El problema de juzgar a los demás desde la superioridad moral, es que las normas que formalizan nuestras relaciones sociales se vuelven instrumentos de poder y pierden validez. Ya de por sí, en México las leyes cumplen rara vez con sus propósitos. Son, acaso, proyectos que carecen de los medios para llevarse a cabo y, con frecuencia, son simplemente la base para someter a los rebeldes o negociar los privilegios de quienes pagan u obedecen.
Cuando alguna vez se aplican, es inevitable creer que se han usado de manera selectiva: todo el peso de la ley contra los enemigos y la impunidad a los amigos. ¿Por qué la diferencia? Porque unos se han puesto del lado de la causa que se considera moralmente superior (por unos años) mientras los otros se han opuesto a ella. Los primeros merecen comprensión y apoyo; los segundos, la mayor sanción posible. La justicia selectiva se confunde y se entrelaza así con la conmutativa: frente a la misma culpa, las penas son distintas; y frente a los mismos daños, difieren las reparaciones, porque el contrato de amistad prevalece sobre el derecho establecido: la contraprestación a la lealtad es la indulgencia.
Yeidckol Polevnsky no cometió ninguna falta reprobable, sino un error de contabilidad fiscal; Manuel Bartlett no omitió ningún dato sobre su riqueza sino que se ciñó a las leyes, que no le obligan a declarar el éxito económico de su pareja o de sus hijos; Ana Gabriela Guevara cumplió cabalmente con sus obligaciones, sujetándose a las excepciones establecidas en la ley; el Gobernador Bonilla ha actuado de conformidad con la Constitución local y no ha dado razón alguna para ofender el pacto federal, etcétera. Sigo: Rosario Robles es el emblema de la corrupción inaceptable y Eduardo Medina Mora, la encarnación misma de la impunidad pactada durante los gobiernos del PRIAN. Quizás todo lo anterior es cierto. Pero también lo es que las conclusiones llegaron mucho antes que cualquier premisa porque, como repite el Presidente, esos personajes no son iguales. No son los mismos.
Esa dualidad, por cierto, no sólo ocurre entre acusados, sino también entre quienes no han hecho nada más que hacer valer sus convicciones: si el ministro en retiro José Ramón Cossío se duele de la cancelación del aeropuerto de Texcoco, toda su trayectoria ha de ponerse en duda; pero si la ministra en retiro Olga Sánchez Cordero funge como Secretaria de Gobernación, debe aplaudirse su vocación inquebrantable. Si el Director del INEHRM produce una polémica, merece el más amplio reconocimiento del Ejecutivo; si lo hace el titular de la CNDH, amerita la más dura de las descalificaciones.

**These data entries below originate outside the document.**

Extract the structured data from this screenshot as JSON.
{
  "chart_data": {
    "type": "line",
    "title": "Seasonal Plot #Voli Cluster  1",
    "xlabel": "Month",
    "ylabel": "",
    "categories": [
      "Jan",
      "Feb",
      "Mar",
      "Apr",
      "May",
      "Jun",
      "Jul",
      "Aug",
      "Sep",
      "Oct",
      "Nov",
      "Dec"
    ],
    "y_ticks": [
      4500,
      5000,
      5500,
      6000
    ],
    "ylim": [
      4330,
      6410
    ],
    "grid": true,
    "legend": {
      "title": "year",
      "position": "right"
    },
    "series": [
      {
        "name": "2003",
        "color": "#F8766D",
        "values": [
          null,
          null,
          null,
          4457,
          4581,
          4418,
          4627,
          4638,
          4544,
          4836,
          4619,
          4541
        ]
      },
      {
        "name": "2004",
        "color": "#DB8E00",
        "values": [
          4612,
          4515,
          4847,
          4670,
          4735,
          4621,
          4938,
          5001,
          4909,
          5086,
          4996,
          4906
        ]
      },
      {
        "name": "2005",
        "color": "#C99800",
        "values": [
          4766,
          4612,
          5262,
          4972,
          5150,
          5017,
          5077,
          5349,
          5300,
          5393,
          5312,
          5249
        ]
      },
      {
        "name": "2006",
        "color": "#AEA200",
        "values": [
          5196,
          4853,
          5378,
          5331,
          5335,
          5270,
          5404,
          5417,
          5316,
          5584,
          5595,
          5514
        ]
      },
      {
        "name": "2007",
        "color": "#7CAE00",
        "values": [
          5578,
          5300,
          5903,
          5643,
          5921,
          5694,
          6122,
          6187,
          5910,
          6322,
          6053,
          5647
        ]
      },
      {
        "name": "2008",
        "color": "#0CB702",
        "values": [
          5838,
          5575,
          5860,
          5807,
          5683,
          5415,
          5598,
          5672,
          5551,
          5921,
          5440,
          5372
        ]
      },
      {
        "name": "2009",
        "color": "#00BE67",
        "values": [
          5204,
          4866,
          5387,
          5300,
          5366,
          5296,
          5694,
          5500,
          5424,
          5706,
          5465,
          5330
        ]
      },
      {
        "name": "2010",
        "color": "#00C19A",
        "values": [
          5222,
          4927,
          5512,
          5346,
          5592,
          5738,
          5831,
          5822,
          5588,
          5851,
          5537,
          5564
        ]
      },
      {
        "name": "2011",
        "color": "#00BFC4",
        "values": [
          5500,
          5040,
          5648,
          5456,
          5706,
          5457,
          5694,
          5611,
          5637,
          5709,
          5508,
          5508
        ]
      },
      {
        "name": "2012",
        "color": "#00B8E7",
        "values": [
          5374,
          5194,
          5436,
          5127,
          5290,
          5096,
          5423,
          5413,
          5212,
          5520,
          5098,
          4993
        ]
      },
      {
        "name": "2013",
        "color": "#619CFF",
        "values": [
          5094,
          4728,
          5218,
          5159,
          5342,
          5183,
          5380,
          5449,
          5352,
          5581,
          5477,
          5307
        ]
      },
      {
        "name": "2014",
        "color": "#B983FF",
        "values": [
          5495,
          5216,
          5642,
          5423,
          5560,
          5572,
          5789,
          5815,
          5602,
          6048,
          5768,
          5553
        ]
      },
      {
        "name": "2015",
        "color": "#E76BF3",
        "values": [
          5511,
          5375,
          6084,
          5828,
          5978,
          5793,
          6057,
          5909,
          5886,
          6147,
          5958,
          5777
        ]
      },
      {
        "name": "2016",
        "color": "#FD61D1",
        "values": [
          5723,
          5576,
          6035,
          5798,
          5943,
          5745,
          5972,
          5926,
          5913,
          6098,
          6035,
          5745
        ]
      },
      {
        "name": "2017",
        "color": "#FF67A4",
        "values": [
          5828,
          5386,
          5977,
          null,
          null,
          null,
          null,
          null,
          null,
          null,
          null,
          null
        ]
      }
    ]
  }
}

Podría seguir citando ejemplos —que, de hecho, seguirán ocurriendo cada día, pues la historia es implacable—, pero con estos es más que suficiente para explicar mi punto: si las leyes y los criterios para interpretarlas se aplicaran parejo, todos los casos anteriores correrían la misma suerte, para bien o para mal. Nadie se atrevería a juzgar a nadie de antemano, antes de compulsar las conductas imputadas con la evidencia disponible y nadie emitiría juicios de valor anticipados. Mucho menos, el jefe del Estado y menos todavía, distinguiendo entre unos y otros por simpatía o encono.
No hace mucho que el presidente dijo que, si ha de elegirse entre la ley y la justicia, nadie debería dudar siquiera en optar por la segunda. Nadie, añado yo, excepto quienes encarnan al Estado y ejercen su poder, porque sucede que no hay una concepción única y unívoca de la justicia. Hay muchas y cada una matiza o contradice a las demás. Por eso hay leyes: para evitar que la superioridad moral de unos, con más poder que otros, se imponga con arbitrariedad. Si la justicia se representa como una mujer que sostiene una balanza, vendada de los ojos, es porque no debe ver a nadie, pues si mira, se corrompe.